EnvironmentScience

Poachers kill 11,000 Gabon elephants in under a decade

Poachers have killed more than 11,000 elephants in Gabon's Minkebe National Park rainforest since 2004, Gabon's government said on Wednesday, with the massacre fueled by increasing demand for ivory in Asia.

The densely-forested central African country is home to about half the world's roughly 100,000 remaining forest elephants, the smallest species of elephant and coveted by ivory dealers for their harder and straighter tusks.

A study conducted by Gabon's government along with advocacy groups World Wildlife Fund and the Wildlife Conservation Society, found two-thirds of the forest elephants in Minkebe park had been killed off since 2004, or about 11,100.

"If we don't reverse this situation rapidly, the future of elephants in Africa will be compromised," Lee White, executive secretary of Gabon's national parks agency, said in a statement issued by Gabon's presidency.

Demand for ivory for use in jewelry and ornamental items is rising fast in Asia. Conservationists say growing Chinese influence and investment in Africa has opened the door wider for the illicit trade in elephant tusks.

Poachers are often armed with large-caliber rifles and chainsaws to remove tusks, the statement issued by the presidency said. They have secret camps in the rainforest, evading small deployments of park guards and leaving rotting elephant carcasses in their wake.

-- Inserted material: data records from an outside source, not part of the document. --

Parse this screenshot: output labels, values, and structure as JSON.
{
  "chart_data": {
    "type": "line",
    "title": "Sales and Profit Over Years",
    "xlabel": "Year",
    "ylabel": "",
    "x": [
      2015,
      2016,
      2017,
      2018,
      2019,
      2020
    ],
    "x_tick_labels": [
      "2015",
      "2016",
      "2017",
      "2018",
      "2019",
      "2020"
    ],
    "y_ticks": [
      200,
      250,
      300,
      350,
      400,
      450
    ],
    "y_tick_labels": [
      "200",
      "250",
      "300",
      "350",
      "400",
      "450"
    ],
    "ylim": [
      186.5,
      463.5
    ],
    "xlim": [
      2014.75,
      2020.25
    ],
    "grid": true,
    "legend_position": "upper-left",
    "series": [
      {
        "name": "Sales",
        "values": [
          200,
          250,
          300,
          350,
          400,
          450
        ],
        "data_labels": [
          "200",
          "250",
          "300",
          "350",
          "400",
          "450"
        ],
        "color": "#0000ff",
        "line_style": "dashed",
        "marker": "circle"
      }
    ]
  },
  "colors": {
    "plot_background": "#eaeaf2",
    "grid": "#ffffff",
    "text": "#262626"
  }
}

A park official said most of the poachers were believed to be from neighboring Cameroon, where the government has deployed army helicopters and hundreds of troops to protect its own dwindling elephant population.

Corruption risk

Gabon security forces last week arrested at least one gendarme who was transporting tusks in a government vehicle, according to the statement, underlining the risk of corruption in an increasingly lucrative black market trade.

"If we do not want to lose the last elephants in central Africa, the illicit ivory trade needs to be treated as a grave crime that corrupts governments and seriously undermines economic development and security," said Bas Huijbregts, head of WWF's anti-poaching campaign in the region.

Cameroon deployed about 600 troops to its Bouba Ndjida National Park, a former safari tourism destination, late last year to combat horse-mounted Sudanese poachers who killed up to 450 elephants in 2011 and 2012.

In 2011, an estimated 40 metric tons (44.09 tons) of illegal ivory was seized worldwide, representing thousands of dead elephants. Figures for 2012 are expected to be similar, according to conservation group TRAFFIC.

Ivory smuggling has also been linked to conflict. Last year the UN Security Council called for an investigation into the alleged involvement in the trade of the Lord's Resistance Army in Uganda.

Led by warlord Joseph Kony, who is being hunted by an African Union and US-backed military force, the LRA is accused of terrorizing the country's north for more than 20 years through the abduction of children to use as fighters and sex slaves.